The second judgment further explained that any accommodation beyond this would cease to be reasonable, because it would effectively require an employer to employ someone who cannot possibly perform the inherent requirements of the job. Once the respondent has successfully raised the defence that physical fitness is an inherent requirement of the post of a senior firefighter, the question of reasonable accommodation falls away. Section 6(2)(a) of the EEA would thus not avail the applicant since, at most, it would require the respondent to reasonably accommodate him, which differs from the first judgment’s understanding of section 6(2). The second judgment found that the first judgment, in this regard, is incompatible with the very nature and purpose of reasonable accommodation, which is to enable a disabled employee to perform in accordance with the inherent requirements of the job.

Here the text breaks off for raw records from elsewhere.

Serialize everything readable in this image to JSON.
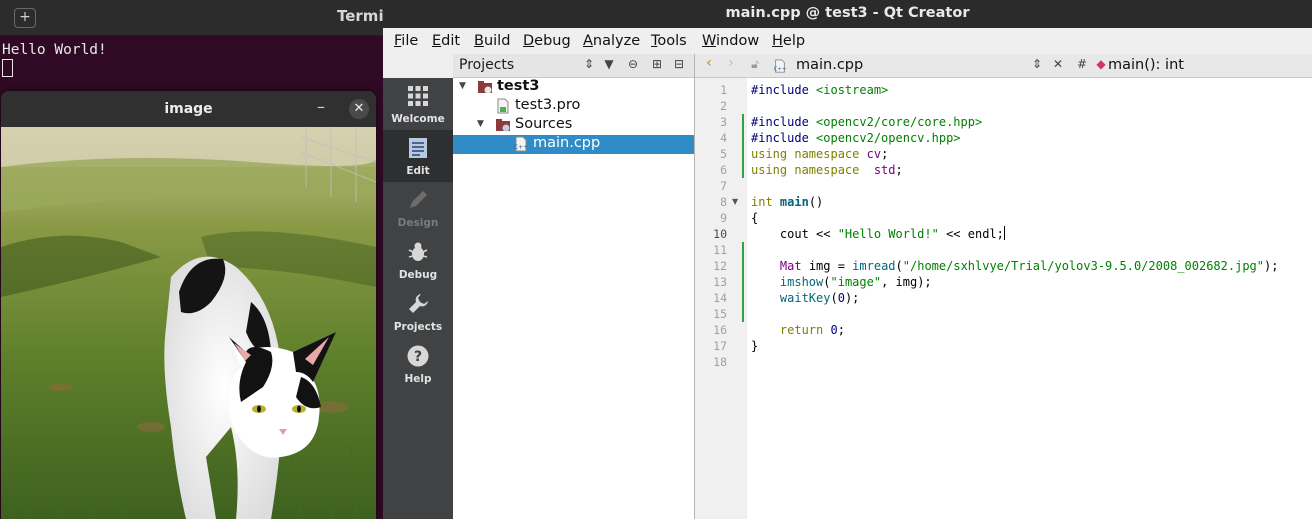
{
  "terminal": {
    "title": "Termin",
    "output": "Hello World!"
  },
  "image_window": {
    "title": "image",
    "minimize": "–",
    "close": "✕"
  },
  "qt": {
    "title": "main.cpp @ test3 - Qt Creator",
    "menu": [
      "File",
      "Edit",
      "Build",
      "Debug",
      "Analyze",
      "Tools",
      "Window",
      "Help"
    ],
    "modes": [
      {
        "label": "Welcome",
        "icon": "grid-icon",
        "active": false,
        "enabled": true
      },
      {
        "label": "Edit",
        "icon": "document-icon",
        "active": true,
        "enabled": true
      },
      {
        "label": "Design",
        "icon": "pencil-icon",
        "active": false,
        "enabled": false
      },
      {
        "label": "Debug",
        "icon": "bug-icon",
        "active": false,
        "enabled": true
      },
      {
        "label": "Projects",
        "icon": "wrench-icon",
        "active": false,
        "enabled": true
      },
      {
        "label": "Help",
        "icon": "help-icon",
        "active": false,
        "enabled": true
      }
    ],
    "projects_pane": {
      "title": "Projects",
      "tree": [
        {
          "label": "test3",
          "level": 0,
          "bold": true,
          "icon": "project-folder-icon",
          "expanded": true
        },
        {
          "label": "test3.pro",
          "level": 1,
          "bold": false,
          "icon": "pro-file-icon"
        },
        {
          "label": "Sources",
          "level": 1,
          "bold": false,
          "icon": "sources-folder-icon",
          "expanded": true
        },
        {
          "label": "main.cpp",
          "level": 2,
          "bold": false,
          "icon": "cpp-file-icon",
          "selected": true
        }
      ]
    },
    "editor": {
      "file": "main.cpp",
      "function": "main(): int",
      "current_line": 10,
      "lines": [
        "#include <iostream>",
        "",
        "#include <opencv2/core/core.hpp>",
        "#include <opencv2/opencv.hpp>",
        "using namespace cv;",
        "using namespace  std;",
        "",
        "int main()",
        "{",
        "    cout << \"Hello World!\" << endl;",
        "",
        "    Mat img = imread(\"/home/sxhlvye/Trial/yolov3-9.5.0/2008_002682.jpg\");",
        "    imshow(\"image\", img);",
        "    waitKey(0);",
        "",
        "    return 0;",
        "}",
        ""
      ]
    }
  }
}
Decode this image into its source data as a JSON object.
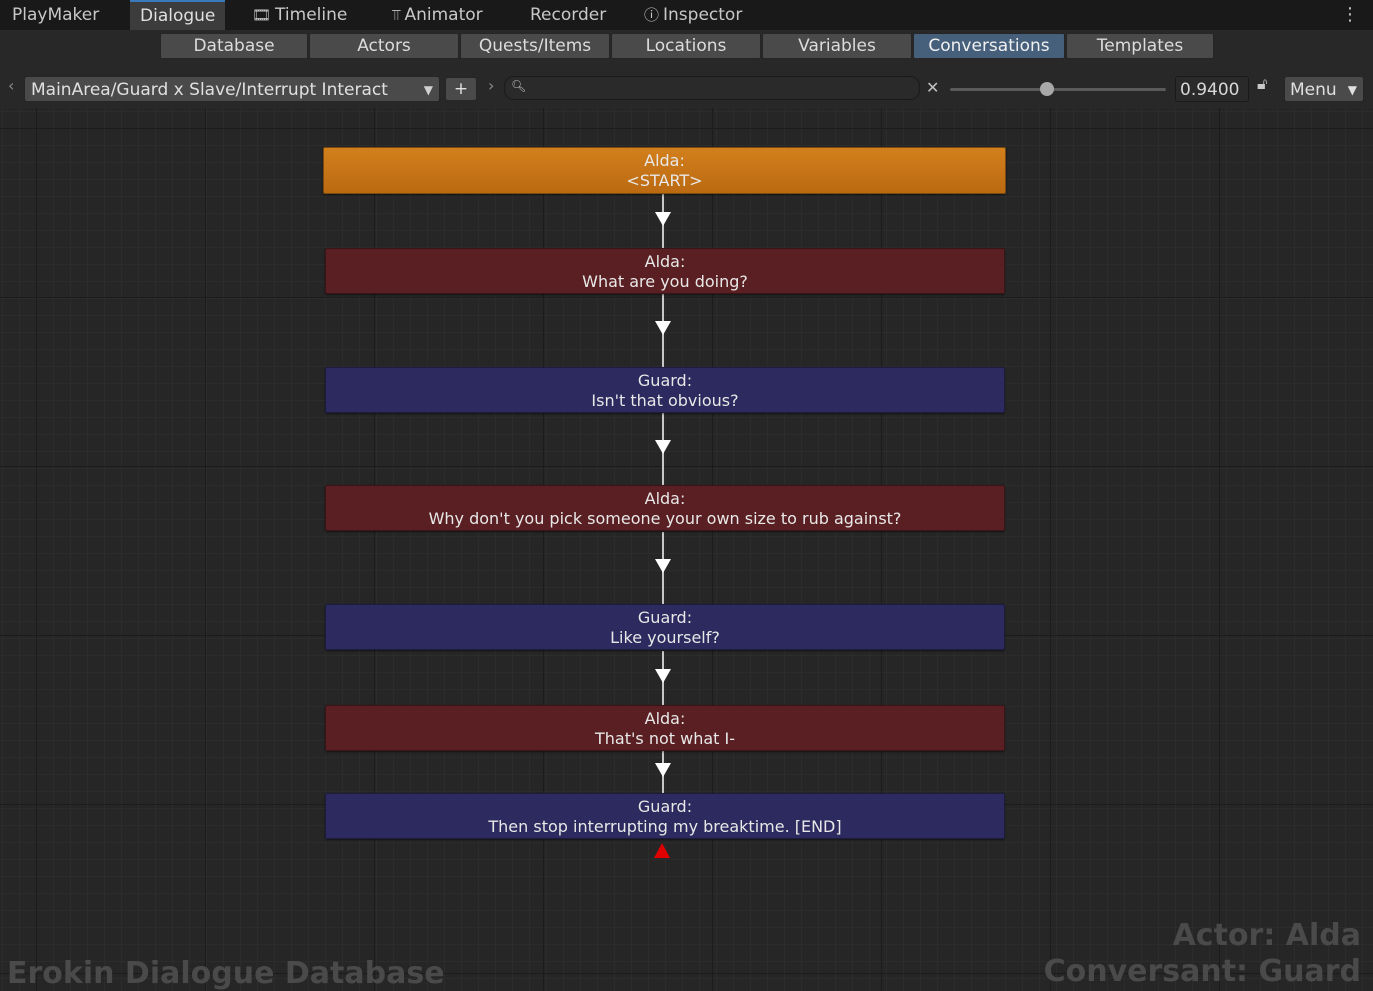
{
  "window_tabs": [
    {
      "label": "PlayMaker",
      "icon": ""
    },
    {
      "label": "Dialogue",
      "icon": "",
      "active": true
    },
    {
      "label": "Timeline",
      "icon": "film-icon"
    },
    {
      "label": "Animator",
      "icon": "animator-icon"
    },
    {
      "label": "Recorder",
      "icon": ""
    },
    {
      "label": "Inspector",
      "icon": "info-icon"
    }
  ],
  "section_tabs": [
    "Database",
    "Actors",
    "Quests/Items",
    "Locations",
    "Variables",
    "Conversations",
    "Templates"
  ],
  "active_section": "Conversations",
  "toolbar": {
    "conversation": "MainArea/Guard x Slave/Interrupt Interact",
    "add_label": "+",
    "search_value": "",
    "zoom_value": "0.9400",
    "zoom_fraction": 0.45,
    "menu_label": "Menu"
  },
  "nodes": [
    {
      "speaker": "Alda:",
      "text": "<START>",
      "type": "start"
    },
    {
      "speaker": "Alda:",
      "text": "What are you doing?",
      "type": "alda"
    },
    {
      "speaker": "Guard:",
      "text": "Isn't that obvious?",
      "type": "guard"
    },
    {
      "speaker": "Alda:",
      "text": "Why don't you pick someone your own size to rub against?",
      "type": "alda"
    },
    {
      "speaker": "Guard:",
      "text": "Like yourself?",
      "type": "guard"
    },
    {
      "speaker": "Alda:",
      "text": "That's not what I-",
      "type": "alda"
    },
    {
      "speaker": "Guard:",
      "text": "Then stop interrupting my breaktime. [END]",
      "type": "guard"
    }
  ],
  "watermarks": {
    "database": "Erokin Dialogue Database",
    "actor": "Actor: Alda",
    "conversant": "Conversant: Guard"
  },
  "colors": {
    "start_node": "#c8741a",
    "alda_node": "#5a1f22",
    "guard_node": "#2c2a5e",
    "active_tab": "#46607c",
    "end_marker": "#e00000"
  }
}
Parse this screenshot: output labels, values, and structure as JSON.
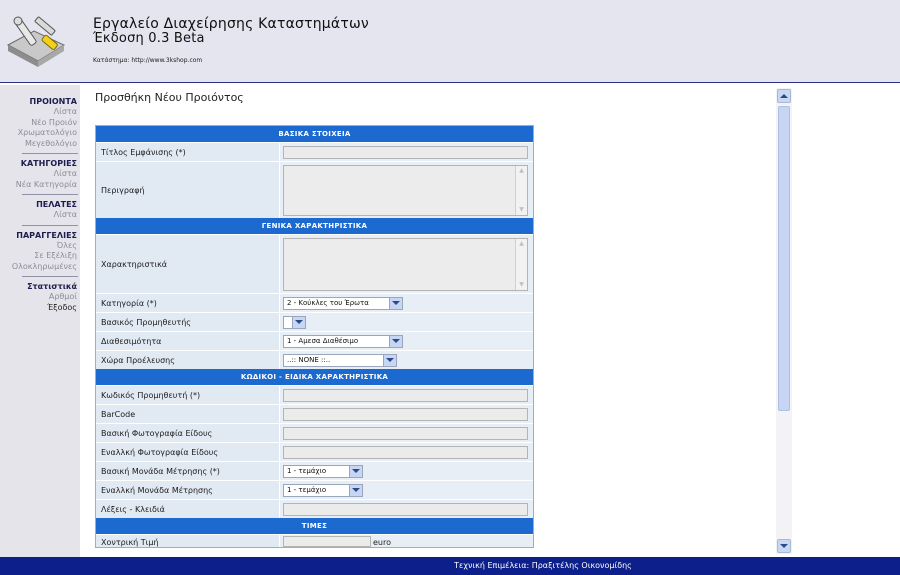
{
  "header": {
    "title": "Εργαλείο Διαχείρησης Καταστημάτων",
    "version": "Έκδοση 0.3 Beta",
    "store_line": "Κατάστημα: http://www.3kshop.com",
    "logo_icon": "tools-logo-icon"
  },
  "sidebar": {
    "groups": [
      {
        "title": "ΠΡΟΙΟΝΤΑ",
        "items": [
          "Λίστα",
          "Νέο Προιόν",
          "Χρωματολόγιο",
          "Μεγεθολόγιο"
        ]
      },
      {
        "title": "ΚΑΤΗΓΟΡΙΕΣ",
        "items": [
          "Λίστα",
          "Νέα Κατηγορία"
        ]
      },
      {
        "title": "ΠΕΛΑΤΕΣ",
        "items": [
          "Λίστα"
        ]
      },
      {
        "title": "ΠΑΡΑΓΓΕΛΙΕΣ",
        "items": [
          "Όλες",
          "Σε Εξέλιξη",
          "Ολοκληρωμένες"
        ]
      },
      {
        "title": "Στατιστικά",
        "items": [
          "Αρθμοί",
          "Έξοδος"
        ]
      }
    ]
  },
  "main": {
    "page_title": "Προσθήκη Νέου Προιόντος",
    "sections": {
      "basic": "ΒΑΣΙΚΑ ΣΤΟΙΧΕΙΑ",
      "general": "ΓΕΝΙΚΑ ΧΑΡΑΚΤΗΡΙΣΤΙΚΑ",
      "codes": "ΚΩΔΙΚΟΙ - ΕΙΔΙΚΑ ΧΑΡΑΚΤΗΡΙΣΤΙΚΑ",
      "prices": "ΤΙΜΕΣ"
    },
    "fields": {
      "title_label": "Τίτλος Εμφάνισης (*)",
      "description_label": "Περιγραφή",
      "features_label": "Χαρακτηριστικά",
      "category_label": "Κατηγορία (*)",
      "category_value": "2 - Κούκλες του Έρωτα",
      "supplier_label": "Βασικός Προμηθευτής",
      "supplier_value": "",
      "availability_label": "Διαθεσιμότητα",
      "availability_value": "1 - Αμεσα Διαθέσιμο",
      "origin_label": "Χώρα Προέλευσης",
      "origin_value": "..:: NONE ::..",
      "supplier_code_label": "Κωδικός Προμηθευτή (*)",
      "barcode_label": "BarCode",
      "main_photo_label": "Βασική Φωτογραφία Είδους",
      "alt_photo_label": "Εναλλκή Φωτογραφία Είδους",
      "main_unit_label": "Βασική Μονάδα Μέτρησης (*)",
      "main_unit_value": "1 - τεμάχιο",
      "alt_unit_label": "Εναλλκή Μονάδα Μέτρησης",
      "alt_unit_value": "1 - τεμάχιο",
      "keywords_label": "Λέξεις - Κλειδιά",
      "wholesale_label": "Χοντρική Τιμή",
      "currency": "euro"
    }
  },
  "footer": {
    "text": "Τεχνική Επιμέλεια: Πραξιτέλης Οικονομίδης"
  }
}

Like the first judgment, the second judgment upheld the respondent’s section 6(2)(b) of the EEA defence to the pleaded case. Where the second judgment differs from the first, is the latter’s finding for the applicant on his unfair discrimination claim on a basis which was not pleaded namely, the respondent’s failure to establish a policy for advancement for non-operational firefighters. This, the second judgment found to be impermissible. In the result, the majority of the Constitutional Court ordered that leave to appeal be granted, but that the appeal must fail with no order as to costs.